これは脅迫でもあり、取引でもあった。子供が大人相手に脅迫なんて、端から見れば笑いの種になるネタだ。でも、不祥事の少しも起こすことを嫌う公明正大な看板を掲げている政治家さんにとっては決して笑いの種にも無視もできない事柄。


私は色んな人間をよく観察してきた。特に私と夏芽への視線は殊更。

双子に対する好奇心、同情、憐憫、侮蔑、嘲笑、嫌悪。


対峙していた男の目には明らかに嫌悪と侮蔑そして憎悪が宿っている。私らを見下し、底辺だと思い込んでいる多数派と一緒。でも、私は見逃さなかった。ほんの僅かだがその敵意の感情に同情の色が見え隠れしているのを。その理由はわかりきっていた。


それは私らが子供だからだ。大人の手を借りなければ、生きていけない養われる立場の脆弱な存在。それが子供。だからこそ、子供という立場は利用できる。子供は大人よりも同情を集められる。施しも多い。その場しのぎの偽善的な言葉も多くもらえる。


私の見解では政治家の男は虚栄心の塊のような男だが、クズというわけではなさそうだった。アピールで慈善活動をしているのは確か。だからといって、慈善活動自体を馬鹿にしているわけではないようだった。

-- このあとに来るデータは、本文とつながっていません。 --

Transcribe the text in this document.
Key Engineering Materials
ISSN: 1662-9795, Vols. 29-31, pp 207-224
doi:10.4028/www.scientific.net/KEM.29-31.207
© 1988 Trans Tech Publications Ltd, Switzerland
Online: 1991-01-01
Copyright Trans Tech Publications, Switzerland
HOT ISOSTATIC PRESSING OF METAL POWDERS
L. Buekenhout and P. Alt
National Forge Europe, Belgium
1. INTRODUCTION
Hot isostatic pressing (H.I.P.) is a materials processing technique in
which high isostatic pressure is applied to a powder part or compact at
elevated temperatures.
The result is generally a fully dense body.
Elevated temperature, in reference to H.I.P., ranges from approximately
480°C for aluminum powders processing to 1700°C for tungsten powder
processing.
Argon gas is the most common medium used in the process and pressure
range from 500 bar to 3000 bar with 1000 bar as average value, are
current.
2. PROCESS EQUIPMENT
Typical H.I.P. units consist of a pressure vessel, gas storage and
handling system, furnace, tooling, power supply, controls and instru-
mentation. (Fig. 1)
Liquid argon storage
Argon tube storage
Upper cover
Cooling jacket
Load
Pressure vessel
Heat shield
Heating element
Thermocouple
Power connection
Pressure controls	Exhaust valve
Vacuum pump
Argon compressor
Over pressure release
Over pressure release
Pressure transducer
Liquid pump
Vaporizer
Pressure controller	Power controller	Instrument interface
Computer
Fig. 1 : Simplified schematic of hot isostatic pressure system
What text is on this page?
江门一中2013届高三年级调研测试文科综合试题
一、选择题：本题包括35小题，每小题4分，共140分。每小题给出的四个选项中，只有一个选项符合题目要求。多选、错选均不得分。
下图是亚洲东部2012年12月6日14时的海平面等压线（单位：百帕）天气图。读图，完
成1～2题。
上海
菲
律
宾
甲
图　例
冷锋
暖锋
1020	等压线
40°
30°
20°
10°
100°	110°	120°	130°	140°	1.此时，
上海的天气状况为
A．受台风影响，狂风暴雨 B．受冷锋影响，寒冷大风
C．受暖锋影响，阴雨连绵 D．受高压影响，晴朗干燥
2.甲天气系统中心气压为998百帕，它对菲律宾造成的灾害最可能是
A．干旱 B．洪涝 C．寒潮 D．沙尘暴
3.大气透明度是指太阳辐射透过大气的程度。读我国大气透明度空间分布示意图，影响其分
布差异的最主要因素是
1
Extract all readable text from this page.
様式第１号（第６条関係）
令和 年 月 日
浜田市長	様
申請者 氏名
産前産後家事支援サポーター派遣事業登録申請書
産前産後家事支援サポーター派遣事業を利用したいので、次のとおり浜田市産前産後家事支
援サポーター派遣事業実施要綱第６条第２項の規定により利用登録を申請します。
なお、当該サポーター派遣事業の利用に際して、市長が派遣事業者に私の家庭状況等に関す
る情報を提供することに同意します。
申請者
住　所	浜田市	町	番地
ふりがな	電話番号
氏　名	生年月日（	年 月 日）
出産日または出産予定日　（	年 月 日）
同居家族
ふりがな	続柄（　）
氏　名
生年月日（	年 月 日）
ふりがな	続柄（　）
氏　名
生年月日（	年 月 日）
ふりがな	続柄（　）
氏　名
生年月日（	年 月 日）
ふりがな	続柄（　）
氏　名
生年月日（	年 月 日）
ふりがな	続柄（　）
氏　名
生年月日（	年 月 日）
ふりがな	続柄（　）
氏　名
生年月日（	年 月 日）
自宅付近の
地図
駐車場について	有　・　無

私は思った。目の前の男は決して巷で謳われているような公正で善良な人間ではない。だからといって、サスペンス劇場によく出てくるようなベタな悪徳政治家でもない。たぶん政治家としても人間としても普通なんだと思った。普通に世間体を気にしていて、普通に体裁を気にしていて、普通に性への欲望があって、普通に悪念を起こす。そして、普通に虐げられている子供への同情心も持っている。


私が狙っているのはその同情心だ。

その同情心に付け入る隙があると踏んだ私はこうやって男と対面している。


私は隣にいる夏芽の手をぎゅっと握った。

すると、夏芽は力いっぱい私の手を握り返してくれた。

私はそれがすごく嬉しかった。


この取引に私らの今後がかかっている。私はこのクソみたいな環境を抜け出したい。

そのためだったら、実の母親を捨ててやる。

子供という立場だって利用してやる。

脅迫だってしてやる。


『父親』になんてなる必要はない。ただ黙って私らの『足長おじさん』になれ。


私は視線に全身全霊の感情を乗せる。


男は私と夏芽を交互に見る。何度も何度も。それを数分間繰り返す。

しばらく経つと煩わしそうに、苦々しそうに、そして心底悔しそうなため息を大きく吐いた。


忘れもしないしんと静まり返った公園の深夜。


その日、取引という名の脅迫は成功した。